Scientists turn carbon dioxide back into coal

Australian researchers have demonstrated a liquid metal catalyst, able to turn carbon dioxide gas back into coal. This method could potentially offer a new way to store carbon in solid form.



Researchers have used liquid metals to turn carbon dioxide back into solid coal, in a world-first breakthrough that could transform our approach to carbon capture and storage (CCS). A team led by RMIT University in Melbourne, Australia, have developed a new technique that can efficiently convert CO2 from a gas into solid particles of carbon. Published in the journal Nature Communications, the research offers an alternative pathway for safely and permanently removing this greenhouse gas from our atmosphere.
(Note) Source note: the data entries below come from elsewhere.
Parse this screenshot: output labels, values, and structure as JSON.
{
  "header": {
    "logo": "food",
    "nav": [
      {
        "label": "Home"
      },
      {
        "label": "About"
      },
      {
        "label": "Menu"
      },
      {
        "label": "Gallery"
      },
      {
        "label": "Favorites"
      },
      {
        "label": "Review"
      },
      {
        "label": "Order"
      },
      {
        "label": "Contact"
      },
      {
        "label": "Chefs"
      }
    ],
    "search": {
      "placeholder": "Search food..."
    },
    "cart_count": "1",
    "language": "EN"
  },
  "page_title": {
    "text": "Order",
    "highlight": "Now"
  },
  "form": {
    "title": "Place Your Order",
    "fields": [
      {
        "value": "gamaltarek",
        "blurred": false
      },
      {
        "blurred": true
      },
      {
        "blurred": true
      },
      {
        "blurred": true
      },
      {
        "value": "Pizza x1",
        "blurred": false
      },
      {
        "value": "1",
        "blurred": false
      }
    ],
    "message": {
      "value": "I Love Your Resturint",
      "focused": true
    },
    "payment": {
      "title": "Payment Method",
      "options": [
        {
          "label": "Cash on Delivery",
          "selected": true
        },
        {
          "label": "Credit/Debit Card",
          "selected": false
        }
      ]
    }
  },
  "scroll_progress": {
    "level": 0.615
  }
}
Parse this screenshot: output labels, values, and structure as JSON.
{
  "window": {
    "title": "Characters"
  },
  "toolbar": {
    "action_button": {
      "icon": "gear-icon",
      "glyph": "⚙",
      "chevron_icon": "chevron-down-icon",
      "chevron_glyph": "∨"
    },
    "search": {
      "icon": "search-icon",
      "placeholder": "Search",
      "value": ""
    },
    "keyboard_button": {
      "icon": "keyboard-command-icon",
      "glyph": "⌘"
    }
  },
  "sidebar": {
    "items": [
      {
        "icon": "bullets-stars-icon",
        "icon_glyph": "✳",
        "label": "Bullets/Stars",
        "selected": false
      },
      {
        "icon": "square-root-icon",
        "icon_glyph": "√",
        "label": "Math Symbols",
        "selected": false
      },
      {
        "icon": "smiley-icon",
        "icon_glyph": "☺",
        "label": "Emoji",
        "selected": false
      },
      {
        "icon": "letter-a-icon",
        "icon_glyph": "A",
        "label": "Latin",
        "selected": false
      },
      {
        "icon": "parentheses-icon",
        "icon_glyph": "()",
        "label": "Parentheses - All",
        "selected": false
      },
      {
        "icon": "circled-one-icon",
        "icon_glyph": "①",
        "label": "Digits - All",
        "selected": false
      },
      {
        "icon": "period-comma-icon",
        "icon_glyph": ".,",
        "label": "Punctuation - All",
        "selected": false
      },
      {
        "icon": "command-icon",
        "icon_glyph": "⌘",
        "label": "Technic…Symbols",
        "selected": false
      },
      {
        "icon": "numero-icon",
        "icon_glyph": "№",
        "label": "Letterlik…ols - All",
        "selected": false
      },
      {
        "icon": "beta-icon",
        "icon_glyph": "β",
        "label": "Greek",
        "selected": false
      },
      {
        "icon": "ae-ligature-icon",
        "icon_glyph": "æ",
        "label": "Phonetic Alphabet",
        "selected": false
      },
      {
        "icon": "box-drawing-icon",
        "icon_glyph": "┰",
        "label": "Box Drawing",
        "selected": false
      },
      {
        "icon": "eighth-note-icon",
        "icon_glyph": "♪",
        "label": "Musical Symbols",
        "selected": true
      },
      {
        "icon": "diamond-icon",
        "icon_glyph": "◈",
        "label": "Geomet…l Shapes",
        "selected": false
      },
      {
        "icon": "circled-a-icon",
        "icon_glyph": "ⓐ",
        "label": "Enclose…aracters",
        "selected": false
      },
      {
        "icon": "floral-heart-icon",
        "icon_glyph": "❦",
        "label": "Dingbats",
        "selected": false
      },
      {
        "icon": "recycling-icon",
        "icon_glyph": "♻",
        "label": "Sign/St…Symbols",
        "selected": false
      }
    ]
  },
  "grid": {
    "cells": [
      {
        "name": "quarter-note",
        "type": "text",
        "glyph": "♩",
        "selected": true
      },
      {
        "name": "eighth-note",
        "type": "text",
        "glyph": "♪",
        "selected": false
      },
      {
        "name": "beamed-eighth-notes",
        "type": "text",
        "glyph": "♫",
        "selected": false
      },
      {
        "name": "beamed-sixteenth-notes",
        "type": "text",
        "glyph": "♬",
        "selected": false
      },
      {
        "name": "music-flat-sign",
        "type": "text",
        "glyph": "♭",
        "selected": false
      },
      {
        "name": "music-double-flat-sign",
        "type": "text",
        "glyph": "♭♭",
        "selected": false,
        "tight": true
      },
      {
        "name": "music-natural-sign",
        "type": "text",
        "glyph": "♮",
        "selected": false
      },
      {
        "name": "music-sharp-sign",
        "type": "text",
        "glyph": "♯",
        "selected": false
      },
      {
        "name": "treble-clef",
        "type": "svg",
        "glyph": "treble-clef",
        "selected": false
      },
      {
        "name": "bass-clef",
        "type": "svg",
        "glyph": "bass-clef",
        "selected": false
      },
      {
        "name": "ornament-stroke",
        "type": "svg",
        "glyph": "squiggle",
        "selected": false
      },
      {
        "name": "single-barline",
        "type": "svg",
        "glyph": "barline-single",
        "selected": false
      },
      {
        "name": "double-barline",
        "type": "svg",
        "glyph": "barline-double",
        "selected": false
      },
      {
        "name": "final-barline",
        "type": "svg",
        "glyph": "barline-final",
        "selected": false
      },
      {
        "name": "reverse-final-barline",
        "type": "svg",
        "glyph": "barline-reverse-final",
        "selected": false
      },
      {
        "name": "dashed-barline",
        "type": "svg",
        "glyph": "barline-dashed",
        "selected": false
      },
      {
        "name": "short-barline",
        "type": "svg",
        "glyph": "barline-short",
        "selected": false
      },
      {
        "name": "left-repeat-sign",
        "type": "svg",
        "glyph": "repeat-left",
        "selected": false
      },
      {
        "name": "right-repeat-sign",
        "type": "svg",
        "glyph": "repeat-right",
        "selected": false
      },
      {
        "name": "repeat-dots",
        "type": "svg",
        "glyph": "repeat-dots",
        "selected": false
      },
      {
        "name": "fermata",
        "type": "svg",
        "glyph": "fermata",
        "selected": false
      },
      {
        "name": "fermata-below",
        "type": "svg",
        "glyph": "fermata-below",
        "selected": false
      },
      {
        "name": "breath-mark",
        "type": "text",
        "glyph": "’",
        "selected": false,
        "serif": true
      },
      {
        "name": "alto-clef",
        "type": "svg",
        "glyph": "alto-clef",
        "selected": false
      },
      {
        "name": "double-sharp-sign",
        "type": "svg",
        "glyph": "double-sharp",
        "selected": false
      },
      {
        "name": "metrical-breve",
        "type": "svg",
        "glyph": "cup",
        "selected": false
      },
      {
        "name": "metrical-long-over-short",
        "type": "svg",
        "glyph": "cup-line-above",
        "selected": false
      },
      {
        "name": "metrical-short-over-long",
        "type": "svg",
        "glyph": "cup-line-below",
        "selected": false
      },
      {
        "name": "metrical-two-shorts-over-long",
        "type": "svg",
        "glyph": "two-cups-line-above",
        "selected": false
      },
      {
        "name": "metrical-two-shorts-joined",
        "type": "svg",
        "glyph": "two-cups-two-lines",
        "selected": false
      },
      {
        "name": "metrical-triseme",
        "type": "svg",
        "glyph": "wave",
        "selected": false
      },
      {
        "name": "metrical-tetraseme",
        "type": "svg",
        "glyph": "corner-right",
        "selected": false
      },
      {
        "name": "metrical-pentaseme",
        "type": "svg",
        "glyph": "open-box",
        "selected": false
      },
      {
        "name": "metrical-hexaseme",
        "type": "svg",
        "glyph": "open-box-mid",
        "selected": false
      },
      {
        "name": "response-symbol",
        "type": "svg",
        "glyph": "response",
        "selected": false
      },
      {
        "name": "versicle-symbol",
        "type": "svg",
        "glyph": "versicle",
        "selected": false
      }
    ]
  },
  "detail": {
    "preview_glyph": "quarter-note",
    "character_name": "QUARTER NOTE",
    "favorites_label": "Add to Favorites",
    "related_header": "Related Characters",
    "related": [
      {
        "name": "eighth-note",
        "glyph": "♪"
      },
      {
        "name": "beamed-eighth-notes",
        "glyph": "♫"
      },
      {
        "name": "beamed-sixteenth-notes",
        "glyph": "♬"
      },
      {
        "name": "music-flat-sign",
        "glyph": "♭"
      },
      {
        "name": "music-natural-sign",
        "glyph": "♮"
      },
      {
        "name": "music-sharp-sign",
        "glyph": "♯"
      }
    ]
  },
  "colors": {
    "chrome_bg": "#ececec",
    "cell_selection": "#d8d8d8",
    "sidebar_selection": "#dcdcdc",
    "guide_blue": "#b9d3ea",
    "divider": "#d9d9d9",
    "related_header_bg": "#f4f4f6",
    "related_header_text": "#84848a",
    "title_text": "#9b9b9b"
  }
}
Current technologies for CCS focus on compressing CO2 into liquid form, transporting it to a suitable site and injecting it underground. But implementation has been hampered by engineering challenges, issues of economic viability and environmental concerns over leaks from storage sites. Converting CO2 into a solid could be a more sustainable approach, according to RMIT researcher Dr Torben Daeneke.

"While we can't literally turn back time, turning carbon dioxide back into coal and burying it back in the ground is a bit like rewinding the emissions clock," said Daeneke. "To date, CO2 has only been converted into a solid at extremely high temperatures, making it industrially unviable. By using liquid metals as a catalyst, we've shown it's possible to turn the gas back into carbon at room temperature, in a process that's efficient and scalable. While more research needs to be done, it's a crucial first step to delivering solid storage of carbon."

Lead author, Dr Dorna Esrafilzadeh, developed the electrochemical technique. To convert CO2, her team designed a liquid metal catalyst with specific surface properties that made it extremely efficient at conducting electricity while chemically activating the surface. The carbon dioxide is dissolved in a beaker filled with an electrolyte liquid and a small amount of the liquid metal, which is then charged with an electrical current. The CO2 slowly converts into solid flakes of carbon, which are naturally detached from the liquid metal surface, allowing the continuous production of carbonaceous solid.

The carbon produced could also be used as an electrode: "A side benefit of the process is that the carbon can hold electrical charge, becoming a supercapacitor, so it could potentially be used as a component in future vehicles," said Esrafilzadeh. "The process also produces synthetic fuel as a by-product, which could also have industrial applications."